In the past, it chose US-made F-16 fighter jets over French Mirage warplanes and now, just days ahead of Macron’s arrival, Warsaw sealed a 4.6-billion dollar deal with the US for new F-35 fighters.
It also triggered outrage in Paris in 2016 when it pulled out of a 3.14-billion euro contract for 50 Caracal helicopters at the last minute.
France ranks sixth on Poland’s list of trade partners, having exchanged nearly 21 billion euros worth of goods in 2018.
French companies take the fourth spot on Poland’s foreign investor ranking, having poured more 18 billion euros into the country via some 1,100 companies, according to Polish data.
Macron has been the most vocal of the “progressives”, but he is far from the only one indulging this binary vision of Europe.
Macron “is likely to try to explore common interests in the Multiannual Financial Framework (future EU budget) negotiations and seek ways to bring Poland into the European Green Deal,” according to Pawel Zerka, a policy fellow at the European Council of Foreign Relations.

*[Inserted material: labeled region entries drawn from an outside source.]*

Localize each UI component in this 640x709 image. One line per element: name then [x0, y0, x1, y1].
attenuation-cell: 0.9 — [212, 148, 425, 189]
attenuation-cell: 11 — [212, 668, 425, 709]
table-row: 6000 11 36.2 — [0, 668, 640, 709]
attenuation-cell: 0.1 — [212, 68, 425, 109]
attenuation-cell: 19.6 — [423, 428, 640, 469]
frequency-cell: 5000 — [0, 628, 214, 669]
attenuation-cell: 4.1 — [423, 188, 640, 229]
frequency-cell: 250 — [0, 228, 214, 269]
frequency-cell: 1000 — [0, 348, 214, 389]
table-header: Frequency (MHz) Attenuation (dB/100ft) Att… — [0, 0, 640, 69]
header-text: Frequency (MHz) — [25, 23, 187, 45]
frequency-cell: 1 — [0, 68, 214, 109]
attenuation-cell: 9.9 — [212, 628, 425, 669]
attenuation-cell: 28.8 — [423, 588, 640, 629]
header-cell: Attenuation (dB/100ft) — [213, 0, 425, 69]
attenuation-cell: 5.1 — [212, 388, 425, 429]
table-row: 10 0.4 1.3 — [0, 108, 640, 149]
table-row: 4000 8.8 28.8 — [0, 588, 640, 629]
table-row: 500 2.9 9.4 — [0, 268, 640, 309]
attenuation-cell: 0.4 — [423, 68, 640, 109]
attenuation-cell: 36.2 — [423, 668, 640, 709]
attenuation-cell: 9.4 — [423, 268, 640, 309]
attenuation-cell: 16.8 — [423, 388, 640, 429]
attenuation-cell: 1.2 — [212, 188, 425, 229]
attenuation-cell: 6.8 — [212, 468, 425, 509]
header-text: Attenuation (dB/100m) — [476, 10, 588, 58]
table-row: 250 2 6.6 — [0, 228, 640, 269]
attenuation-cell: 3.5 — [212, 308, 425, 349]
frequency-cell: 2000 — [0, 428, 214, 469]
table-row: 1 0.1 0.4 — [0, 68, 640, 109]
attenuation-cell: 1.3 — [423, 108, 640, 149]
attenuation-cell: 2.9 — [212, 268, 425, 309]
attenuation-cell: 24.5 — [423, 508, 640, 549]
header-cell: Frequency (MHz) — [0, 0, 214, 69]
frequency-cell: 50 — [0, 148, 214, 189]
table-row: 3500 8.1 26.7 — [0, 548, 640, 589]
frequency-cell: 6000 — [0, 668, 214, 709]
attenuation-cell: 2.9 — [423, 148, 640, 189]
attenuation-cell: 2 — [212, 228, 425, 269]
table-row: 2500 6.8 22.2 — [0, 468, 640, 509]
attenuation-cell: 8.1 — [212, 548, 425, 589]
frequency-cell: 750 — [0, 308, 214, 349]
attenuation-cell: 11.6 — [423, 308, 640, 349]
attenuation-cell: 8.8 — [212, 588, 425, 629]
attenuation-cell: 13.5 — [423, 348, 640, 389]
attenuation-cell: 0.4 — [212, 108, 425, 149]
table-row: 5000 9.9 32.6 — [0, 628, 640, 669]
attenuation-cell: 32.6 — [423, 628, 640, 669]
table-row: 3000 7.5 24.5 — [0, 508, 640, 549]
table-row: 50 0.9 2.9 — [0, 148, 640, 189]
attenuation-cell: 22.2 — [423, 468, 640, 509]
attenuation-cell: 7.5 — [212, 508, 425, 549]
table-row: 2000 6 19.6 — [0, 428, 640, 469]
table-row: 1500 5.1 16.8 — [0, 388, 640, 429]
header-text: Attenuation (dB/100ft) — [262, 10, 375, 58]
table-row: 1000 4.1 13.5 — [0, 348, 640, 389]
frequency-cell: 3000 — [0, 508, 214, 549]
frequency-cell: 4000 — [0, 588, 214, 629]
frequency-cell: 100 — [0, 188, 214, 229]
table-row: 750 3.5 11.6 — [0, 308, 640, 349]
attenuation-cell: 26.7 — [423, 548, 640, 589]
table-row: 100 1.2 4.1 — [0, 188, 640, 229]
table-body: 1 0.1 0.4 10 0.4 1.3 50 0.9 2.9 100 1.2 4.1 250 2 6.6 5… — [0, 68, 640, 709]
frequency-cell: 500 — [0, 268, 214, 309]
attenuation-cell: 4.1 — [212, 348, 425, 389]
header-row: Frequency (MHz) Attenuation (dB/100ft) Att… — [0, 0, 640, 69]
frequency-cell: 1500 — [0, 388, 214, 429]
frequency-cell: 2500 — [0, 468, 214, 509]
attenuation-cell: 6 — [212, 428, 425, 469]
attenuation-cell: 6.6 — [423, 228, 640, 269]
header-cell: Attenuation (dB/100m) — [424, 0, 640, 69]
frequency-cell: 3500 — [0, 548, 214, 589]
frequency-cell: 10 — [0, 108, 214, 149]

The Green Deal is the EU’s new one-trillion-euro (USD 1.1-trillion) plan to finance its goal of making the bloc carbon neutral by 2050.
Macron is set to hold talks with Polish counterpart Andrzej Duda, Prime Minister Mateusz Morawiecki as well as the speakers of both houses of parliament in Warsaw on Monday before meeting with students in the southern city of Krakow on Tuesday.